Battle’s journey to the top was circuitous. On a scholarship at the University of Cincinnati, she enrolled as a music-education major instead of as a performer because she feared being rejected in auditions and desired the security that would come with teaching.
Her break came in 1972, when she took time from teaching to audition for the late Thomas Schippers, then conductor of the Cincinnati Symphony; he was looking for a soprano to sing Brahms’ Ein Deutsches Requiem at the Festival of Two Worlds in Spoleto, Italy. Battle got the job and her career snowballed. In 1976 she made her New York City Opera debut as Susanna. The following year, under Levine’s aegis, she also bowed at the Met, in the small part of the Shepherd in Wagner’s Tannhauser. By 1980 she was effortlessly hitting the high E’s as Blonde in Mozart’s The Abduction from the Seraglio at the Met. She had arrived.
Preparing her roles, Battle applies the hard-work ethic she absorbed as a child. For her forthcoming Susanna at the Met, she has gone back to the Beaumarchais play for hints to the resourceful maid’s character. “He says that Susanna has a ready laugh, which tells worlds about her.

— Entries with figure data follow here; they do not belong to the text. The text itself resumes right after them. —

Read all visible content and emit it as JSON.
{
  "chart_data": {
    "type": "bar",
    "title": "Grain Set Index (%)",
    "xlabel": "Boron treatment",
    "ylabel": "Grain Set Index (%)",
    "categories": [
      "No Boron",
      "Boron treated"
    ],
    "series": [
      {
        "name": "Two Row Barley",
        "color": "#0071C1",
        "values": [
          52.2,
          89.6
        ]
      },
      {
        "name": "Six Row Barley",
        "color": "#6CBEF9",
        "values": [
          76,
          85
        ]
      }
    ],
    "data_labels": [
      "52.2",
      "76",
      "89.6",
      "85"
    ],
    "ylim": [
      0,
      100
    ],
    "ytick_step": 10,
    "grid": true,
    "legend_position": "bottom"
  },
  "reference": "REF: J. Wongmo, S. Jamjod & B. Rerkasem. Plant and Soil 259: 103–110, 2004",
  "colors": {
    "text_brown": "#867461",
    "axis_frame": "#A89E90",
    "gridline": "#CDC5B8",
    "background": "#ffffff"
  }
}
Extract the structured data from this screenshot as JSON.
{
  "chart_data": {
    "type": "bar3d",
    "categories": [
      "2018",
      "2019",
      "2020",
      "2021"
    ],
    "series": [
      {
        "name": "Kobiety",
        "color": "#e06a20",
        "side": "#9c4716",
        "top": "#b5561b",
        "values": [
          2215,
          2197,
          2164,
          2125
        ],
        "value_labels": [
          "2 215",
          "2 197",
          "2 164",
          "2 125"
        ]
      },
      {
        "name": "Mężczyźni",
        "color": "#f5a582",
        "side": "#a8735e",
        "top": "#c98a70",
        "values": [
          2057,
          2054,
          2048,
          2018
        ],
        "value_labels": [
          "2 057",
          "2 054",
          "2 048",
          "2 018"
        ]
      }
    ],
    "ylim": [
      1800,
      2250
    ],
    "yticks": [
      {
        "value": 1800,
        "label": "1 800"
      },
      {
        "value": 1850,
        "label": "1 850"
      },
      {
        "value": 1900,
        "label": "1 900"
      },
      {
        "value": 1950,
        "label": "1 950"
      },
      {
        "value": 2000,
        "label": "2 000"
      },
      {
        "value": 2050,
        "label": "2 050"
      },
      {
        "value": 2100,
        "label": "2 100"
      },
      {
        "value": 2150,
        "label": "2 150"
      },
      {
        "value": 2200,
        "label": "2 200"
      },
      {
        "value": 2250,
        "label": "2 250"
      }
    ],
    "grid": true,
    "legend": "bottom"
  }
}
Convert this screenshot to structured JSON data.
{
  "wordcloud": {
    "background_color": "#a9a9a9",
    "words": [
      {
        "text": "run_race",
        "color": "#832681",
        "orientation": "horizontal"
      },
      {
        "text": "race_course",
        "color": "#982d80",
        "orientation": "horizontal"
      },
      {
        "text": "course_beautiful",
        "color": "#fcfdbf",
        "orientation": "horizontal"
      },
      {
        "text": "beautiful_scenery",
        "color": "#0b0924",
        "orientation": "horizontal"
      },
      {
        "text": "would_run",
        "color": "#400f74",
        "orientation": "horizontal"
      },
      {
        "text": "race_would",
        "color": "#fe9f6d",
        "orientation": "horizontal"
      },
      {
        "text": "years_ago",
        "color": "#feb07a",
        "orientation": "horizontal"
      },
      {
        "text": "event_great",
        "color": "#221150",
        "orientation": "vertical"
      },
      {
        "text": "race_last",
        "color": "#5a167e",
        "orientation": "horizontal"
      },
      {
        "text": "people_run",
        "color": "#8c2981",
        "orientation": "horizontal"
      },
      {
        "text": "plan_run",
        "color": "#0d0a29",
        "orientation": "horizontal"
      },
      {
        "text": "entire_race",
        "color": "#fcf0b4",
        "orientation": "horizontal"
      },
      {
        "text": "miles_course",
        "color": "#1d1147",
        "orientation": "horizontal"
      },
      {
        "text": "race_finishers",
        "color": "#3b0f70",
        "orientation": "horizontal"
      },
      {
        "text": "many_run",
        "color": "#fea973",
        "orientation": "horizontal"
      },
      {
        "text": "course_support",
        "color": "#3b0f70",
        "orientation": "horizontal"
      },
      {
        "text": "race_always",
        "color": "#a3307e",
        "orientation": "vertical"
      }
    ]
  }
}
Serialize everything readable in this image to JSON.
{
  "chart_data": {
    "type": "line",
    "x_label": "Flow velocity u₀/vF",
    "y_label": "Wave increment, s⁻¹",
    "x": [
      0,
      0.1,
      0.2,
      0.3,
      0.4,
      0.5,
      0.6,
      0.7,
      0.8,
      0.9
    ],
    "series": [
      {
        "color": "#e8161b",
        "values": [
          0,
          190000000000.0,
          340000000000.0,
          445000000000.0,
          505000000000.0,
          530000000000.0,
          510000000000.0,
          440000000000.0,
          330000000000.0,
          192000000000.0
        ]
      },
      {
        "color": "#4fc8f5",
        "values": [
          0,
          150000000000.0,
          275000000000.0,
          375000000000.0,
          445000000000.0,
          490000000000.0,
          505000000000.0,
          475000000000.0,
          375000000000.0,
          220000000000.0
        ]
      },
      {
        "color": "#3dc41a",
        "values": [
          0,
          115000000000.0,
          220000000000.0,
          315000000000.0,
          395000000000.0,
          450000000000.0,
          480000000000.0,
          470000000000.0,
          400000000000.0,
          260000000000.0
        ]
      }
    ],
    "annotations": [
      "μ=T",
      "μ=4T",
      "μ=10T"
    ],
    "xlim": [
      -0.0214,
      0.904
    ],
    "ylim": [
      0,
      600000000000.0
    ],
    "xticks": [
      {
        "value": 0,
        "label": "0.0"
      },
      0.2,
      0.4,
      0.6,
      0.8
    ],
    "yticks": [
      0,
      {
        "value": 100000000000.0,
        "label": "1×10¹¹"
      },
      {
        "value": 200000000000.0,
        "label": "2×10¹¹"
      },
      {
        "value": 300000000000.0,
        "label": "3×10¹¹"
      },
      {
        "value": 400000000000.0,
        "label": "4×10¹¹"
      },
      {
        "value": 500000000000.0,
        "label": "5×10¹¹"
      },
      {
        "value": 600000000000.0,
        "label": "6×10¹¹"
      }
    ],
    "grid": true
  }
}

She can laugh in the face of one complicated situation after another,” she notes. But more significant clues are to be found in the music. “Even the music laughs,” she says. “When she sings, ‘Ding, ding,’ in her duet with Figaro, the orchestra goes, ‘diddle, diddle, diddle dum,’ which it doesn’t do when Figaro sings the same phrase. To me that’s the orchestra laughing.”
In the opera world, where gossip is a way of life, Battle is said to live up to her last name. By reputation she is a temperamental prima donna who can be cold or even hostile to colleagues, a master of the brisk nod or, worse, the blank stare. Backstage, Met staffers are still talking about her dustup with Soprano Kiri Te Kanawa during the production of Strauss’s Arabella. Battle, it seems, wanted some cuts in the music restored, at which Te Kanawa balked. Heated words were exchanged. Battle claims to be mystified by her fearsome reputation. Says she: “I can’t think of an instance that I voiced an opinion that didn’t have something to do with the music.”
Her life is dominated by singing–she gives about 60 performances a year, at a fee of about $10,000 per appearance–but the unmarried Battle unwinds at her country house in Quogue, in Long Island’s chic Hamptons. In the shower her taste runs more to What’s Love Got to Do with It? than to Mozart, and occasionally she will dance the night away at a disco, although the next day she will regret having subjected her voice to the noise and smoke.
Professionally secure, she is already planning ahead to a time when she will teach again, though at the conservatory level. “Anything can happen, you know,” she says. “A manager once said to me that it’s not so important how one’s career takes off when you’re in your 20s. The important thing is to stay in it through your 30s. If you reach 40 and look around to see yourself still singing, then you’re having a career. I like to think I’m still peaking.” Look around, Kathy. You are.